Relembrando as polêmicas de Kanye, o cantor aproveitou para introduzir a questão do machismo na indústria da música, principalmente no rap. “Onde tem homem, tem machismo. É algo muito simples, o cara pode ser o mais descontruído possível, mas você homem continua sendo machista, porque só a sua existência oprime várias pessoas que você nem conhece”, admitiu. Com essa mesma sinceridade que lhe é peculiar, Baco destrinchou um pouco do tema que aparece na maioria dos seus trabalhos: o racismo. “Essa história que a meritocracia prega de que basta correr atrás é falha. Você, negro e negra, tem que entender que correrá três vês mais do que qualquer pessoa branca. Você vai lutar três vezes mais para conquistar o seu espaço. Se você não for uma pessoa que confirma o personagem negro que a sociedade quer ver, fica mais complicado ainda. As pessoas não estão acostumadas a ver um negro fora do personagem, que saia do quadradinho que foi desenhado para ele permanecer, e quando veem, isso incomoda. Essa realidade é dar murro em ponta de faca todos os dias. E por mais que você consiga alcançar o sucesso, as pessoas sempre serão racistas”, reforçou.

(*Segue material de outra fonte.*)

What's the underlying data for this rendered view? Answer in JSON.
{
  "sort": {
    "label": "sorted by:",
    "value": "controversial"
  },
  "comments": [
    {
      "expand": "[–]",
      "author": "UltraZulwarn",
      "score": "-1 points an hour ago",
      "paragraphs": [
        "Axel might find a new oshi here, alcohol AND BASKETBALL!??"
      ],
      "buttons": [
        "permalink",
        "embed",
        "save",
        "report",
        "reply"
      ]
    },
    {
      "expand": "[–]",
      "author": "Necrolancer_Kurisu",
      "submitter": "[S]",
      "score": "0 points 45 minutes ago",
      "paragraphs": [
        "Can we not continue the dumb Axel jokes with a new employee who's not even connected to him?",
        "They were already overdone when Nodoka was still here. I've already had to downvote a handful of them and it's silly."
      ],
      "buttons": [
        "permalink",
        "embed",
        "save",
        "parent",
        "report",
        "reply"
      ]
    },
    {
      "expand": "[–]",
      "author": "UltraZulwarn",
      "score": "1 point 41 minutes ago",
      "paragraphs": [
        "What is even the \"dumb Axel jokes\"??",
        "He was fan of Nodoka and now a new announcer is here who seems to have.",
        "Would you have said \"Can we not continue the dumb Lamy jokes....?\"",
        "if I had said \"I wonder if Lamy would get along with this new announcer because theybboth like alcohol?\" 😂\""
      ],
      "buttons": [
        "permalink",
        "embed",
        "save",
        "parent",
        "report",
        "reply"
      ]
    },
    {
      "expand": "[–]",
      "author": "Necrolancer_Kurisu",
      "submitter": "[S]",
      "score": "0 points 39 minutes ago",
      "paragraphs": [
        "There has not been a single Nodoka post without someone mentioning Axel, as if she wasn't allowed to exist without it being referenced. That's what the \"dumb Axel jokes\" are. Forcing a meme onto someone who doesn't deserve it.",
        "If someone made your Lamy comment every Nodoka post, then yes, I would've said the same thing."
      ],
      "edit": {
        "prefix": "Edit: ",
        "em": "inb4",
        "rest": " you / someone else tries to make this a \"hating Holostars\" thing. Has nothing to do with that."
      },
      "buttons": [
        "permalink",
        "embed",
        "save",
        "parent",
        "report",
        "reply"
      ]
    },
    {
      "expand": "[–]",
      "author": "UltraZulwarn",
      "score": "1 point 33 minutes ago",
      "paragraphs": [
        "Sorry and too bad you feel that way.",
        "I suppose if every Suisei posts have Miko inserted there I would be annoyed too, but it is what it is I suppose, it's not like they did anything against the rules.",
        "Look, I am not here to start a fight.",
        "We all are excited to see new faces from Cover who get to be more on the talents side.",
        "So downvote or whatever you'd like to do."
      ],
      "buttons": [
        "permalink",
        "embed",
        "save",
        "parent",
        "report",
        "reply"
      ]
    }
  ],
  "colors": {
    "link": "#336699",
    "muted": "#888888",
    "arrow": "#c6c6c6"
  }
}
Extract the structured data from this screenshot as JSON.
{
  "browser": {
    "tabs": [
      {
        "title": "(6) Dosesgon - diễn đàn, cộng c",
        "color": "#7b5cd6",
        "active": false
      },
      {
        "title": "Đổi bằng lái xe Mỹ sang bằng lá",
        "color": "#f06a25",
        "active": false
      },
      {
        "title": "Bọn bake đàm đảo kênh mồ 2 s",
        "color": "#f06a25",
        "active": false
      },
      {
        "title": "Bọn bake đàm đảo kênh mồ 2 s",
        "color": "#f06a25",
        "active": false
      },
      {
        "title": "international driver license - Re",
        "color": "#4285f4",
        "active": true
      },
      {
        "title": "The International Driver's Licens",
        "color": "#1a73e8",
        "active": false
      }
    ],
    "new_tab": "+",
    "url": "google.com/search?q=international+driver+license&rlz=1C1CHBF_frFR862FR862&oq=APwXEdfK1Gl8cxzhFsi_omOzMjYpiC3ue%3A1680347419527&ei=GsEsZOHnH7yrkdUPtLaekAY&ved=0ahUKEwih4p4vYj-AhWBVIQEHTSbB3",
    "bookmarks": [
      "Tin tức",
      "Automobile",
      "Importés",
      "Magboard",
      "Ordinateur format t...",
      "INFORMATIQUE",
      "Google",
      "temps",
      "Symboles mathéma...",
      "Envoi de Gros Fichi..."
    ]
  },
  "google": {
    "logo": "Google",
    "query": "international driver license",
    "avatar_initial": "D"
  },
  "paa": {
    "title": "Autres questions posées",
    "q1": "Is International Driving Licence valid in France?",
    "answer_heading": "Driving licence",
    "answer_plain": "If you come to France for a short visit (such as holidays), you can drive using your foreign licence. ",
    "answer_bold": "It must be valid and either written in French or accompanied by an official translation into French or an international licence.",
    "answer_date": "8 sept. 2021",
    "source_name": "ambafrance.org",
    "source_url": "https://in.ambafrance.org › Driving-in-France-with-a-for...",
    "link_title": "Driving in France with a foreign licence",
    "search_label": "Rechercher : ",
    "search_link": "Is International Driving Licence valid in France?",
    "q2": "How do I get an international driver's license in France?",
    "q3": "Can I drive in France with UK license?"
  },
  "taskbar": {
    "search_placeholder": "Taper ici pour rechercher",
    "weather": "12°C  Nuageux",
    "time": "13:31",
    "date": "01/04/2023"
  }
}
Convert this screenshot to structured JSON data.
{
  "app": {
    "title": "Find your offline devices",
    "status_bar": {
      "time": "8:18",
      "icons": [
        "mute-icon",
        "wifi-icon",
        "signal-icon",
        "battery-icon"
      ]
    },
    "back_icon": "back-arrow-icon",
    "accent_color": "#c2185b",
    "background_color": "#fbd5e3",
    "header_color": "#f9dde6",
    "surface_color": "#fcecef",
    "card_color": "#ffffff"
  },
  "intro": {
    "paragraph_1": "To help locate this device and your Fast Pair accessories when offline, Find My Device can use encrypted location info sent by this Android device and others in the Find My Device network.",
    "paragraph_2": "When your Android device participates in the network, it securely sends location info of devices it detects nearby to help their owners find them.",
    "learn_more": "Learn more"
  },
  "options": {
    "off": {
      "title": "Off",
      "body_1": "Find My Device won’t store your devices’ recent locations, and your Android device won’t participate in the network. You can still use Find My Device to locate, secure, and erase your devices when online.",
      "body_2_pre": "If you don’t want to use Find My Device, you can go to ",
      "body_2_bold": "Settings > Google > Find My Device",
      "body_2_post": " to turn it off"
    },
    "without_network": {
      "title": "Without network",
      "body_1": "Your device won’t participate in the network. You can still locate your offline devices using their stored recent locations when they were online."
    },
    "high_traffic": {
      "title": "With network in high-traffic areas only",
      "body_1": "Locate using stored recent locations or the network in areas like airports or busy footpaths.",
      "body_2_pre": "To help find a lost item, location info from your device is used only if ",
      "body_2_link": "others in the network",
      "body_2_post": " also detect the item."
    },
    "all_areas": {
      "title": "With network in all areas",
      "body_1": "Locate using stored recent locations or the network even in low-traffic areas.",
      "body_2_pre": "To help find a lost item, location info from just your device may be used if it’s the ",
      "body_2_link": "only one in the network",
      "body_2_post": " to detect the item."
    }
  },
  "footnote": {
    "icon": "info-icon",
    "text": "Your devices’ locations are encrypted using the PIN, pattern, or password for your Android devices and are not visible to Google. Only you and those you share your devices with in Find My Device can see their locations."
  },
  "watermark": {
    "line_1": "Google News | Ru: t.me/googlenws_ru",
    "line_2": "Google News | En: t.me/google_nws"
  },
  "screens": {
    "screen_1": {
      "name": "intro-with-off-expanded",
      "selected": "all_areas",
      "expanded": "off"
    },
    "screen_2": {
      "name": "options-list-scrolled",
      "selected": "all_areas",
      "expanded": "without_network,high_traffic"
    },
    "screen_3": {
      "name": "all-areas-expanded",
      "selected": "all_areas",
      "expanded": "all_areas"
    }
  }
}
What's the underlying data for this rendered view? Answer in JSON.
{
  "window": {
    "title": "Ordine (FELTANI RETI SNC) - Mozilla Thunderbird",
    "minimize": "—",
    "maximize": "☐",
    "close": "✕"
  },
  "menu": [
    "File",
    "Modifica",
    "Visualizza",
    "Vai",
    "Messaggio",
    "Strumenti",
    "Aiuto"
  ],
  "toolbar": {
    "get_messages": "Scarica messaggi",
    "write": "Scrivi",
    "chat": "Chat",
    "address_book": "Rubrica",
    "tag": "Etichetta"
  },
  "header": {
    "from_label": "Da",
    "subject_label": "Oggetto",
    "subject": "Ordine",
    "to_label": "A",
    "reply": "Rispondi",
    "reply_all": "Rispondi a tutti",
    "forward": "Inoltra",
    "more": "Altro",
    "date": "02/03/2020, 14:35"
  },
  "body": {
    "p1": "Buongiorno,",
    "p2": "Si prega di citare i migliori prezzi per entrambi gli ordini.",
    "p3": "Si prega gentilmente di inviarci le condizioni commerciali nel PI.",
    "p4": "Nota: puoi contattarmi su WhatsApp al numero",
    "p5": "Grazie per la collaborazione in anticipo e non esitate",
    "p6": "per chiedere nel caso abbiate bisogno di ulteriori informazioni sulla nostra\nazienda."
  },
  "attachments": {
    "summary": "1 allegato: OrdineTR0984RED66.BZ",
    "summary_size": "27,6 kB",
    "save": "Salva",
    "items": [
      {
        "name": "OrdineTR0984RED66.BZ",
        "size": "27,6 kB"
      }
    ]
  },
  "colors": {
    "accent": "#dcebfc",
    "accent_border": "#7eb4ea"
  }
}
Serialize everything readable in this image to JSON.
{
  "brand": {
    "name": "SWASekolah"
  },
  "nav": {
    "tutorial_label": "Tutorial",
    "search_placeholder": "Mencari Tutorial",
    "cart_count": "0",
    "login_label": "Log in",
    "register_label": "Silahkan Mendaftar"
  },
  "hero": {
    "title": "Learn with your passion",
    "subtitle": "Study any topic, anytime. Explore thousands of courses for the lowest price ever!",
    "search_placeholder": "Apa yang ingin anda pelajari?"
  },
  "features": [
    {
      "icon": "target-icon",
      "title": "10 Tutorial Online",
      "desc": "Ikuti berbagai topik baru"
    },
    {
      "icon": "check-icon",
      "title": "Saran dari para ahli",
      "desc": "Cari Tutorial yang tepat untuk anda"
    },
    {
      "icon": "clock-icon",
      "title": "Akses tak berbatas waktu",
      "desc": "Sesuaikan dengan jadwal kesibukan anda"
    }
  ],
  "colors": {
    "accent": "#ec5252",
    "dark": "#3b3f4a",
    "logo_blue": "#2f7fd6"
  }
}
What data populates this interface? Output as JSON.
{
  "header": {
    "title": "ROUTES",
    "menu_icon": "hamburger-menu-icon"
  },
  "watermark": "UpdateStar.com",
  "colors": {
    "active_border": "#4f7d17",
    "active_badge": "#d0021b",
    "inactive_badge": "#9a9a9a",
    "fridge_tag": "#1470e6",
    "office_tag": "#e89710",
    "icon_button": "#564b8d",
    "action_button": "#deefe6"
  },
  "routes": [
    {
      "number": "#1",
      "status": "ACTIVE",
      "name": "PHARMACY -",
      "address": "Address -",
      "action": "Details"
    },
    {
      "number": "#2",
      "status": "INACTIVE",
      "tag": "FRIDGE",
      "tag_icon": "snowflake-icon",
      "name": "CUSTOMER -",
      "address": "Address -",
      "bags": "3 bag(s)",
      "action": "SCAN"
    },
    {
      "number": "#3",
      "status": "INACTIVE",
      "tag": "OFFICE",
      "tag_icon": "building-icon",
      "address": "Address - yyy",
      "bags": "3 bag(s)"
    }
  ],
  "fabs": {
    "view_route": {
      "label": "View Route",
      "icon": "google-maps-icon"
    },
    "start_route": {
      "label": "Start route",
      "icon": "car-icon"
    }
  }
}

Misturando sentimentos de dor, conquista, perda e amor, Baco lançou recentemente o álbum Bluesman (Foto: Divulgação)

Quando questionado sobre esse personagem citado, Baco traz a discussão para si, enquanto rapper negro e militante. “Eles esperam que eu faça cara feia e que eu fale só de gueto e de como existe felicidade nas periferias. É um blá-blá-blá sem fim. Como se eu fosse só uma bandeira de luta, mas e os meus direitos de respirar e sentir sem ser essa bandeira? Não sou um bonequinho militante que fala sobre isso 24h por dia. Eu milito sim por várias coisas, por meio da música e pelo o que eu sou, mas as pessoas precisam entender que eu respiro, eu como, eu vou ao banheiro. Sou um ser humano normal”, indignou-se. Apesar do lamento, ele consegue enxergar claramente o papel político e social da arte em sua militância: “A arte é a nossa única salvação, ela está em mim, em você e está no ar que a gente respira. E nessa geração de pessoas que vão atrás de tudo, a arte é a forma mais básica e mais natural de educação”.

Ainda sem conseguir digerir tudo o que vem acontecendo, como a conversa pelo Instagram com Beyoncé, uma de suas maiores referências, o rapper explicou que não enxergar o sucesso de forma vislumbrada é o melhor: “É uma parada muito brutal e apesar da grande e positiva repercussão na mídia, ainda não senti isso. Minha ficha não caiu, sabe? Ainda não parei para pensar que esse projeto superou todas as minhas expectativas. Eu acho isso bom no fim das contas, porque às vezes a gente para pra pensar no sucesso e ficamos com a cabeça meio maluca. Prefiro me ocupar do trabalho”. E assim, com projetos e mais projetos e já desenvolvendo o novo álbum ainda sem data de lançamento, Baco revelou com muita ousadia e determinação os planos para 2019: “Nada menos do que conquistar o mundo”. A gente não tem dúvidas de a conquista já começou.